Not only did the Shropshire Lad live with supreme lineout components like Gillies and Irish’s Bob Casey, he was part of a scrum that ended the afternoon in total dominance and he scored that try.
Second rows, much less ones who are still wet behind their ears, are not supposed to dummy opposition wingers out of position and they are not supposed to then out-pace corner-flagging cover tacklers.
But then this is the rise and rise of a remarkable athlete. A youngster who saves his best for when Martin Johnson is watching.
“It was one of the best feelings ever. Honestly, it was incredible,” Kitchener says. “Before every game I imagine scoring a try but to score a decent one in the biggest game of my career was amazing.”

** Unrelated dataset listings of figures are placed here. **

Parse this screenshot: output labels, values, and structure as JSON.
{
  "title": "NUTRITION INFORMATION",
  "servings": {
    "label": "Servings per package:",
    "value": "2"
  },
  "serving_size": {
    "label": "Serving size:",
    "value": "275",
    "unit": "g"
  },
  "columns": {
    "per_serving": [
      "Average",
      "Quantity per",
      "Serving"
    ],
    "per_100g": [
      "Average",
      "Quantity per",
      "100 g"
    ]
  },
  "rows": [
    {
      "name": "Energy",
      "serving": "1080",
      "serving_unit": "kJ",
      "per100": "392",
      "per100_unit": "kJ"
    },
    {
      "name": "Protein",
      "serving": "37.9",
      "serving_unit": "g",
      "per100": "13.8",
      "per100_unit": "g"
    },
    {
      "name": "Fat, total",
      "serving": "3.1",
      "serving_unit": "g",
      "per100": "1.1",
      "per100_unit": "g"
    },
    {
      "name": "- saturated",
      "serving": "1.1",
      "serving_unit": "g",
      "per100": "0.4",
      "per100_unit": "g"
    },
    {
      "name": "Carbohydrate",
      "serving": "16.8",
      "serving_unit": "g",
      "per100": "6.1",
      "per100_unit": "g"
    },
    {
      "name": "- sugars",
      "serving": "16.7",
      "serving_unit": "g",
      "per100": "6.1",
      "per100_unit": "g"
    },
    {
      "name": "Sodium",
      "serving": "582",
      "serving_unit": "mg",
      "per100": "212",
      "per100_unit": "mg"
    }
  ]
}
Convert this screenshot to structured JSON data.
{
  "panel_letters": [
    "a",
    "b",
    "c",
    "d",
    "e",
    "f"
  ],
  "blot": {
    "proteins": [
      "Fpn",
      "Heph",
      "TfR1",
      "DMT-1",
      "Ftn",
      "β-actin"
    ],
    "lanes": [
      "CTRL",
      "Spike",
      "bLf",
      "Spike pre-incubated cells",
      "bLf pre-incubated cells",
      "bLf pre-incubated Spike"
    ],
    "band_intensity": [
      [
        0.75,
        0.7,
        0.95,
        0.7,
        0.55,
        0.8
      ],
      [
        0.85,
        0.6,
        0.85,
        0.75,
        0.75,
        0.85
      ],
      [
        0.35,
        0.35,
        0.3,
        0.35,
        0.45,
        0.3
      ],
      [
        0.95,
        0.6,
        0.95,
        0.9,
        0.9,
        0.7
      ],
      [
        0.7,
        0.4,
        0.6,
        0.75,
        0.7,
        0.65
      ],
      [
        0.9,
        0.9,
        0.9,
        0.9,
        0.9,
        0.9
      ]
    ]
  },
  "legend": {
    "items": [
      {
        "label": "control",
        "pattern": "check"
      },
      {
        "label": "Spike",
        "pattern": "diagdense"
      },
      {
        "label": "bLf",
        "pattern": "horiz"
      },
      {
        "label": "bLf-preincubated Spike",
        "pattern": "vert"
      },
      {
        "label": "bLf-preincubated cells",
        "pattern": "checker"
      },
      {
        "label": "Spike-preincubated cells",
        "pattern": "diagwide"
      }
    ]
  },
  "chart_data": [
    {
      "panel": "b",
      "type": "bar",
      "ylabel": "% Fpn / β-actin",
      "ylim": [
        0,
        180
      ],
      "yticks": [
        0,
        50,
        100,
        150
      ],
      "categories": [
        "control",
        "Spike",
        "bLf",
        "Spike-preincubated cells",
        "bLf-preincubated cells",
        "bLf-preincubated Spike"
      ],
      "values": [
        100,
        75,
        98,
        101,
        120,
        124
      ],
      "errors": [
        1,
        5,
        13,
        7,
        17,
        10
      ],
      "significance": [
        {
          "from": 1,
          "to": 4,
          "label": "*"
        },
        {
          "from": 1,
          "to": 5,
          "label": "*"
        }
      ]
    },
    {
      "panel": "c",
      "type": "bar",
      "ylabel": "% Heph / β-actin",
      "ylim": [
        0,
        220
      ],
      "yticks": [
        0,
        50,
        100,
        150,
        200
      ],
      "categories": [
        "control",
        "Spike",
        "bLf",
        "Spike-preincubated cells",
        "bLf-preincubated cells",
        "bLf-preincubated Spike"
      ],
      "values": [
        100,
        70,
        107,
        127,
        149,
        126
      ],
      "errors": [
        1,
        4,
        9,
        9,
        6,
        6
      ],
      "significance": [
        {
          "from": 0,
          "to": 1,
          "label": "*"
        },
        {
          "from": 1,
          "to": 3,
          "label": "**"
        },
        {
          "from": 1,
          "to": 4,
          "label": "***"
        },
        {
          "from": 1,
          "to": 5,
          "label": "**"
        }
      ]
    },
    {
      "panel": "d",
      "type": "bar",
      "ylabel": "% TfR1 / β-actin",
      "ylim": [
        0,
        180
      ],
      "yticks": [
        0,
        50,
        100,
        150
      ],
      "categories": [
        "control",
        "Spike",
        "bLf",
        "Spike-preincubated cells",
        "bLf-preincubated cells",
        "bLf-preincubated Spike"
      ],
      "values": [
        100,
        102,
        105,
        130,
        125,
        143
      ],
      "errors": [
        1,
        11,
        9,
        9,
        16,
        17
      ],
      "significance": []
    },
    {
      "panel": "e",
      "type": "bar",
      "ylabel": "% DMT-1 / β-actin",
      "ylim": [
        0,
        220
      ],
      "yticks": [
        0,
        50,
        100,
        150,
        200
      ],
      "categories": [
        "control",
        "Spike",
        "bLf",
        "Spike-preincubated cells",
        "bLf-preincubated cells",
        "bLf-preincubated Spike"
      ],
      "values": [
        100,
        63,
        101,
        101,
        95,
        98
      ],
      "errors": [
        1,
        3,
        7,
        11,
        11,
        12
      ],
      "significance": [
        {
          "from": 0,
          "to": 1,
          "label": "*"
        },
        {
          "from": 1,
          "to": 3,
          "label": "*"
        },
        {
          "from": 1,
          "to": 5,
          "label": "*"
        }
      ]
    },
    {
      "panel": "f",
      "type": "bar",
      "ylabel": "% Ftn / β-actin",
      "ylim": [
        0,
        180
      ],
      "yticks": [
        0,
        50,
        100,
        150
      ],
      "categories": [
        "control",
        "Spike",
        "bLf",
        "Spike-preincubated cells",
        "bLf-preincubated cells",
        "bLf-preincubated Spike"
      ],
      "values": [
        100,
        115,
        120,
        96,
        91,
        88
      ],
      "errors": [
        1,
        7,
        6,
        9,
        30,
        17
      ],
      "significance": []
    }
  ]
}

The fact he speaks about his career as a homogenous whole, as though it is a single body of work meticulously compiled over very many years at the coal-face is something of a curiosity.
It is, after all, only six months since he first saw the light of day in senior rugby player. The date Saturday, April 12 2008 will stand out in the Kitchener household as a red letter day, it will also go down in Premiership annals as one of quirky value.
As an 18-year-old schoolboy stood on the Adams Park sideline, about to be thrown into the maelstrom of the English top flight, Kitchener knew his time had arrived when he looked to his left and saw a familiar face.
“Simon Shaw was stood there,” he recalls. “A couple of weeks before I had looked across and there was some little Year 11 waiting to run on the pitch.”
The build-up to his debut was extraordinary. Kitchener didn’t so much dodge double maths to play as get extra homework to do.
“The night before I got my dad to sit down and test me with the lineout codes. Like revising for an exam.
“The thing that stuck out was the pace. I played 15 minutes but was as tired as if I’d played a full 80. The physicality wasn’t the surprising aspect, although I wasn’t throwing my weight around, I thought I coped reasonably well. But I’d get to a break down and be five minutes late.”
That won’t happen in Italy tomorrow as Petrarca Padova stand in Worcester’s way at the beginning of their European Challenge Cup campaign.
He will start for the second time in succession and will endeavour to help Warriors go one better than they did last season.
Beyond that, his aspirations take on a white hue. “I have taken a gap year with the intention of concentrating on the England Under-20s,” he says. “I have deferred a place at Loughborough University and want to play more Under-20s. I played a bit last year but because of my exams I couldn’t go to the World Cup.”
Such considerations will be far from Kitchener’s mind this season, the outstanding second row is set for much more testing times.